I have been trying to calculate the correlation coefficient using an excel formula (rather than the built in function). I'm not sure if I'm doing it right because I put in some data with a perfect direct correlation (to check) it came out 1 using the built in but .953923 using my formula. Here's how I went about it (with apologies for the way I write the formulae - it's kind of quasi Excel syntax, I hope that mathematicians can understand it:

r= Sxy / SqrRt(Sxx.Syy)

=(((SumX) (SumY))/n) / (SumX^2 - (SumX^2/n)) (SumY^2 - (SumY^2/n)))

I checked the formula itself and it does just what I think it should - ie if it's the correct formula for calculating r then it should be good. So, since it's not calculating r (at least the answer isn't 1 - which I expect) then it must be that I'm mistaken in expanding the formula as I have. The other possibility is that at some point Excel is rounding a calculation...but from .953923 to 1 is a big gap!

Your my last hope! Could somebody look and see if my formula for calculating r is correct?

(Please note this is emphatically NOT homework. I'm trying to prepare for a specialist training course I'm taking on Using Excel for Statistics.)

Jim
• January 3rd 2006, 06:50 AM
CaptainBlack
Quote:

Originally Posted by jimbot
Hi,

I have been trying to calculate the correlation coefficient using an excel formula (rather than the built in function). I'm not sure if I'm doing it right because I put in some data with a perfect direct correlation (to check) it came out 1 using the built in but .953923 using my formula.

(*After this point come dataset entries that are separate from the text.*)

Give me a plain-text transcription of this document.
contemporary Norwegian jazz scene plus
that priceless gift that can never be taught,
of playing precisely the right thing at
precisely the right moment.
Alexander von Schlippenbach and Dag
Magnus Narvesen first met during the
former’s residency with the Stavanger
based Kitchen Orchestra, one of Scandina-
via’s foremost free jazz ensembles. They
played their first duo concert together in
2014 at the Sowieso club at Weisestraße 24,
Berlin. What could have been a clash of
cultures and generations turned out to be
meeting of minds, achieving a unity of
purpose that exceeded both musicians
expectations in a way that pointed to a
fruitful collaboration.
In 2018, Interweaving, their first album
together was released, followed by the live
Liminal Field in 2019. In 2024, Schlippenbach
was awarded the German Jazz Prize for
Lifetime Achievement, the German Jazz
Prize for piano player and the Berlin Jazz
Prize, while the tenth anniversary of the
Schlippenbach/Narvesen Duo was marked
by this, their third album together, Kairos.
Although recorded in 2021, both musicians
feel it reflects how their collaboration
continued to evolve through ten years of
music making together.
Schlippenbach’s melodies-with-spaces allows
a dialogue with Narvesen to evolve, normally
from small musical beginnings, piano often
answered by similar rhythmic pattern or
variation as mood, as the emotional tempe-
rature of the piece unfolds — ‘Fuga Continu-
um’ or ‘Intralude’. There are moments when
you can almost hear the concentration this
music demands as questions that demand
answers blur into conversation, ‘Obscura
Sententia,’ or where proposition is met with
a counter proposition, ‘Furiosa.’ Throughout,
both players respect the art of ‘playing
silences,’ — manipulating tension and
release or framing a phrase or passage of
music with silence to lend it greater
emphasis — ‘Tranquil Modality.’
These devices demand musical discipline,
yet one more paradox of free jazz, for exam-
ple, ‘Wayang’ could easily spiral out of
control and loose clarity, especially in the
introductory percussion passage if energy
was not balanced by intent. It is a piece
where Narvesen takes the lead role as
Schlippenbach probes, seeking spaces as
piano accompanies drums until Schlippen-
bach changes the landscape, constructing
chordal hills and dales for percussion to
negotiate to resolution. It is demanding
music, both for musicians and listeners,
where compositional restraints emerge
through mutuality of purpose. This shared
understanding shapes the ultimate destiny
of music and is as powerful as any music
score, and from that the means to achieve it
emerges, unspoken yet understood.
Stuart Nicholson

Here's how I went about it (with apologies for the way I write the formulae - it's kind of quasi Excel syntax, I hope that mathematicians can understand it:

r= Sxy / SqrRt(Sxx.Syy)

=(((SumX) (SumY))/n) / (SumX^2 - (SumX^2/n)) (SumY^2 - (SumY^2/n)))

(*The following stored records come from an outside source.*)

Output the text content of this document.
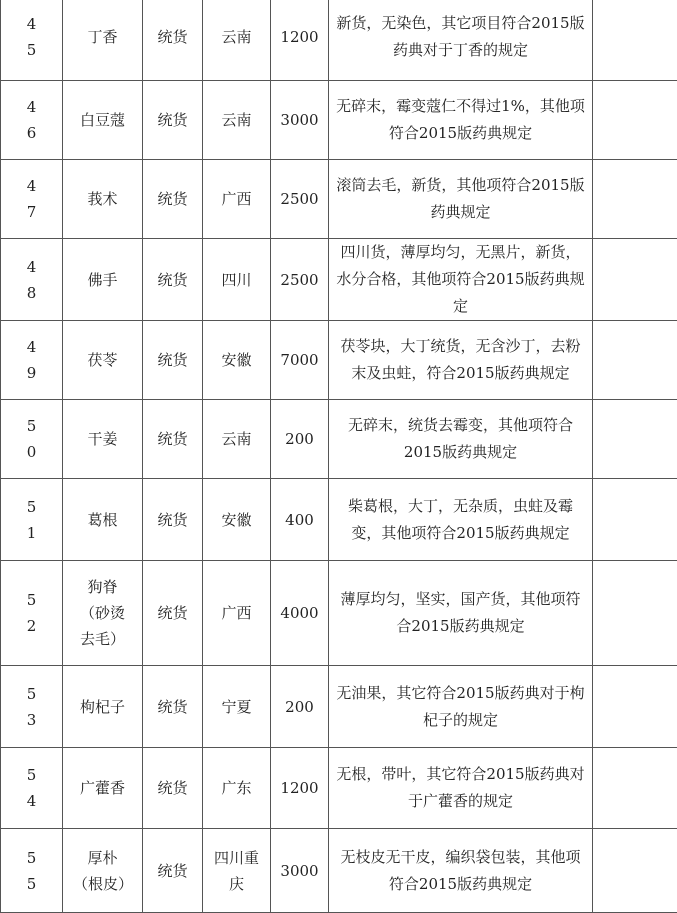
45	丁香	统货	云南	1200	新货，无染色，其它项目符合2015版药典对于丁香的规定	
46	白豆蔻	统货	云南	3000	无碎末，霉变蔻仁不得过1%，其他项符合2015版药典规定	
47	莪术	统货	广西	2500	滚筒去毛，新货，其他项符合2015版药典规定	
48	佛手	统货	四川	2500	四川货，薄厚均匀，无黑片，新货，水分合格，其他项符合2015版药典规定	
49	茯苓	统货	安徽	7000	茯苓块，大丁统货，无含沙丁，去粉末及虫蛀，符合2015版药典规定	
50	干姜	统货	云南	200	无碎末，统货去霉变，其他项符合2015版药典规定	
51	葛根	统货	安徽	400	柴葛根，大丁，无杂质，虫蛀及霉变，其他项符合2015版药典规定	
52	狗脊（砂烫去毛）	统货	广西	4000	薄厚均匀，坚实，国产货，其他项符合2015版药典规定	
53	枸杞子	统货	宁夏	200	无油果，其它符合2015版药典对于枸杞子的规定	
54	广藿香	统货	广东	1200	无根，带叶，其它符合2015版药典对于广藿香的规定	
55	厚朴（根皮）	统货	四川重庆	3000	无枝皮无干皮，编织袋包装，其他项符合2015版药典规定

I checked the formula itself and it does just what I think it should

Using a slight modification of your notation this should be:

$r=\frac{Sum(XY)-Sum(X)Sum(Y)/n}{[Sum(X^2)-(Sum(X))^2/n][Sum(Y^2)-(Sum(Y))^2/n]}$

(see:http://mathworld.wolfram.com/Correla...efficient.html)

RonL
• January 3rd 2006, 08:12 AM
jimbot
Quote:

Originally Posted by CaptainBlack
Using a slight modification of your notation this should be:

$r=\frac{Sum(XY)-Sum(X)Sum(Y)/n}{[Sum(X^2)-(Sum(X))^2/n][Sum(Y^2)-(Sum(Y))^2/n]}$

(see:http://mathworld.wolfram.com/Correla...efficient.html)

RonL

Thank you!